Pipeline management: SnakeMake - ua-datalab/Bioinformatics GitHub Wiki
Image credits: wikimedia.
Important
🕐 Schedule
- 3:00pm-3:15pm: Welcome and introdution to topic (What is Snakemake?)
- 3:15pm-3:50pm: Understanding Snakemake Syntax and pipeline execution
- 3:50pm-4:00pm: Resources and closing remarks
Important
❗ Requirements
- Basic command line knowledge
- Access to a Terminal
- Unix and Mac users already have access to the Terminal
- Windows users can use either PowerShell or the Windows Subsystem for Linux (WSL)
- A registered CyVerse account (Register for a CyVerse account)
Important
✅ Expected Outcomes
- Understand the concept and significance of workflow management in bioinformatics.
- Identify the advantages of using Snakemake for pipeline management.
- Break down and navigate the Snakemake syntax and structure.
- Break down a practical Nextflow script and explain its components.
- Execute a basic Snakemake pipeline.
Welcome to the Snakemake workshop! In this session, we'll explore how Snakemake streamlines the process of creating reproducible and scalable bioinformatics workflows. You'll learn about essential concepts such as rules, dependencies, and directed acyclic graphs (DAGs) that structure your analyses.
Important
This workshop uses is an adaptation of the official Snakemake basics tutorial. This workshop is created to cover the basics, there is a lot more to learn on Snakemake.
Note
Overview of Pipeline As this can be classified as an analysis pipeline, it is important for us to highlight what the major steps are:
[Mapping to reference (bwa)]
↓
[Sorting alignments (samtools)]
↓
[Indexing alignments (samtools)]
↓
[Calling variants (bcf)]
↓
[generate quality score plot (python)]
Image credits: Math Lady meme.
In order to get things started:
- Execute the JupyterLab Bioscience CyVerse App and open the Terminal with 4 CPU cores (min and max) and 4GB RAM memory.
- Today's workshop uses Snakemake's official tutorial and data. For simplicity, a couple of files have been added to ensure quick execution (
scripts/plot-quals.py
,snakefile
). Clone the git repository to the App (does not require a GitHub account):and move into the cloned repositorygit clone https://github.com/CosiMichele/snakemake-tutorial-data.git
cd snakemake-tutorial-data
In case you cannot use CyVerse, you can run this code on GitPod, directly from the Repository.

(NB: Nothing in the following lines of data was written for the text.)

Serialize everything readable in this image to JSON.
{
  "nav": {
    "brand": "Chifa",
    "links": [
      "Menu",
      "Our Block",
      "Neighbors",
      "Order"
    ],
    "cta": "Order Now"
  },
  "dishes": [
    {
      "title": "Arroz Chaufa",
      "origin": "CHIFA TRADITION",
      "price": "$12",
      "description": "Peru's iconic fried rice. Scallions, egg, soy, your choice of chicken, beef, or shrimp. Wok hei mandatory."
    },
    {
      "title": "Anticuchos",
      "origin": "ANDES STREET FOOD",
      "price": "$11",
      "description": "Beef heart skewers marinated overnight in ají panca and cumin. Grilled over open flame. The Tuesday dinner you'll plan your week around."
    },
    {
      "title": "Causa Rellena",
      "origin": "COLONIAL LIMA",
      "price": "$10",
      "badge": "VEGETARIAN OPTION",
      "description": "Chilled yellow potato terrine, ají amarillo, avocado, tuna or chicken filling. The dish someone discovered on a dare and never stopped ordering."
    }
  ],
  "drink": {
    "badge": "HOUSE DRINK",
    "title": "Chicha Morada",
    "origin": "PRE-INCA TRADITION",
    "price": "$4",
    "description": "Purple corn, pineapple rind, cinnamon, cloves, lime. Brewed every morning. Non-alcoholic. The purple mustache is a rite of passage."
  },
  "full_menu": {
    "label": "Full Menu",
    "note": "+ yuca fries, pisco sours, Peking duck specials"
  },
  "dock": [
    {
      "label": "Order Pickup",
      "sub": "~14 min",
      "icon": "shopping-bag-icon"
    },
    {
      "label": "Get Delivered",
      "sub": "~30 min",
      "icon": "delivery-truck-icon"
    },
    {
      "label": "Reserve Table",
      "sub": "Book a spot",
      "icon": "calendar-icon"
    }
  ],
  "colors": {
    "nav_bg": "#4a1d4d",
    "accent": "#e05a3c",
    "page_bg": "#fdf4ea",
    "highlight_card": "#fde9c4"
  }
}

You are now ready for the workshop!
Image source: Felix Mölder et al., Sustainable data analysis with Snakemake, F1000 Research, 2021.
Snakemake is a powerful workflow management system designed for creating reproducible and scalable data analyses. It allows users to define workflows in a concise and human-readable format using a simple domain-specific language. Here are some key features and aspects of Snakemake:
- Declarative Syntax: Users define rules that describe how to produce output files from input files, making it easy to specify dependencies and the order of execution.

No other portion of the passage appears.